Zoe, Wash, Kaylee and Jayne round up the main cast of this book, although each of them has more of a supporting role. Zoe does have an intriguing storyline that sees her bond with a fellow former soldier in the prison, and there were hints back at her past as a Dust Devil, something that was initially introduced in one of Joss Whedon’s comic books. All these characters are portrayed in exquisite detail however, and Lovegrove does a good job replicating their personalities and characteristics throughout the story. Overall, fans of the franchise will love the way that each of the characters are utilised throughout Life Signs, and I cannot wait to see which characters are featured in the next Firefly novel.

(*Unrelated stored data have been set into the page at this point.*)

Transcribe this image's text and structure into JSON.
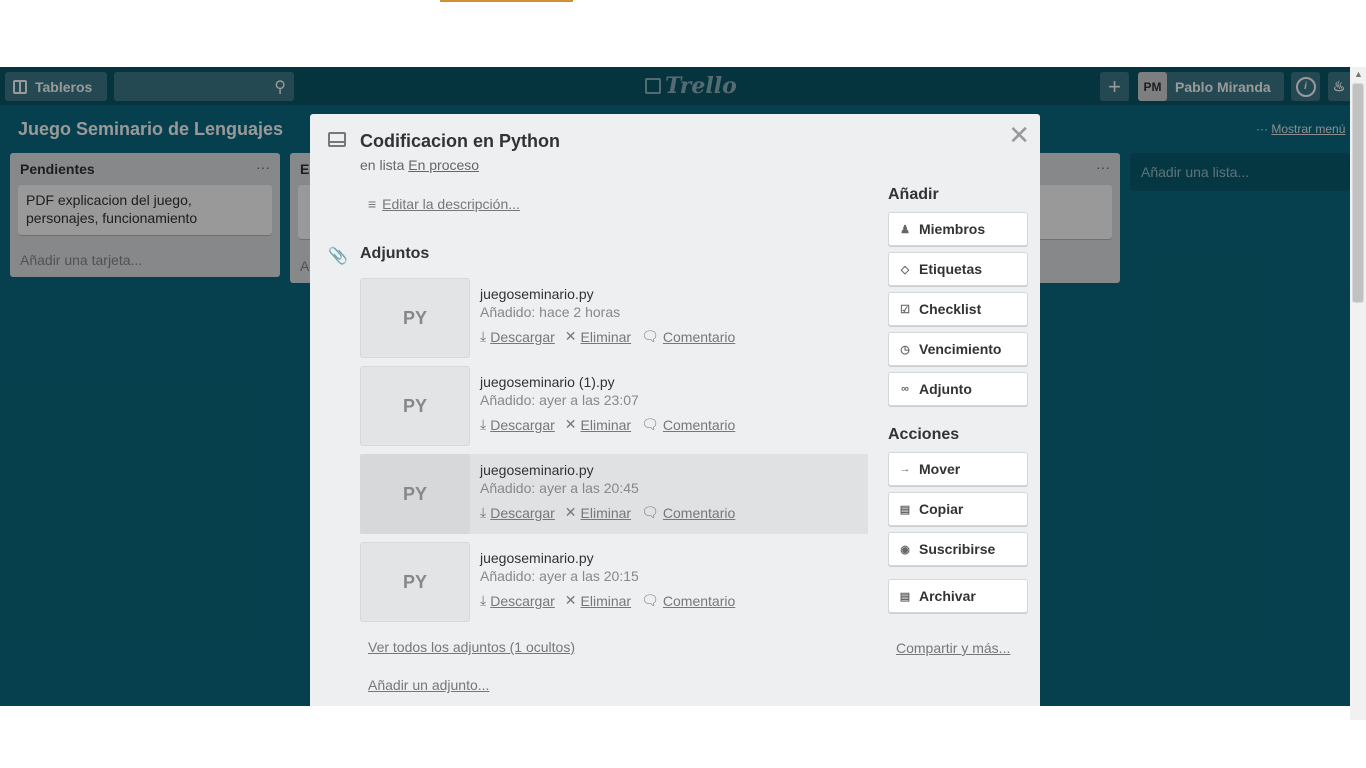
{
  "header": {
    "boards_label": "Tableros",
    "logo": "Trello",
    "user_initials": "PM",
    "user_name": "Pablo Miranda"
  },
  "board": {
    "title": "Juego Seminario de Lenguajes",
    "menu_label": "Mostrar menú",
    "lists": [
      {
        "title": "Pendientes",
        "cards": [
          "PDF explicacion del juego, personajes, funcionamiento"
        ],
        "add_card": "Añadir una tarjeta..."
      },
      {
        "title": "E",
        "add_card": "A"
      }
    ],
    "add_list": "Añadir una lista..."
  },
  "modal": {
    "title": "Codificacion en Python",
    "in_list_prefix": "en lista",
    "list_name": "En proceso",
    "edit_description": "Editar la descripción...",
    "attachments_title": "Adjuntos",
    "attachments": [
      {
        "ext": "PY",
        "name": "juegoseminario.py",
        "date": "Añadido: hace 2 horas"
      },
      {
        "ext": "PY",
        "name": "juegoseminario (1).py",
        "date": "Añadido: ayer a las 23:07"
      },
      {
        "ext": "PY",
        "name": "juegoseminario.py",
        "date": "Añadido: ayer a las 20:45"
      },
      {
        "ext": "PY",
        "name": "juegoseminario.py",
        "date": "Añadido: ayer a las 20:15"
      }
    ],
    "action_download": "Descargar",
    "action_delete": "Eliminar",
    "action_comment": "Comentario",
    "view_all": "Ver todos los adjuntos (1 ocultos)",
    "add_attachment": "Añadir un adjunto...",
    "add_title": "Añadir",
    "add_buttons": [
      "Miembros",
      "Etiquetas",
      "Checklist",
      "Vencimiento",
      "Adjunto"
    ],
    "actions_title": "Acciones",
    "action_buttons": [
      "Mover",
      "Copiar",
      "Suscribirse",
      "Archivar"
    ],
    "share": "Compartir y más..."
  },
  "colors": {
    "board_bg": "#0b6a80",
    "header_bg": "#09576a",
    "modal_bg": "#edeff0"
  }
}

Firefly: Life Signs is another exceptional and clever Firefly tie-in novel from the impressive James Lovegrove. Lovegrove has come up with an exciting and clever tale that successfully utilises a planned storyline from the show and produce an addictive and memorable narrative with it. Readers will love the awesome call back to this iconic science fiction show including the excellent portrayals of the main cast of characters. I had an amazing time reading this book and Firefly fans are going to love every second they spend reading it. While I cannot wait to get my hands on the next entry in this series, which looks set to be Carnival by Una McCormack, Life Signs is an outstanding novel to check out now and comes highly recommended.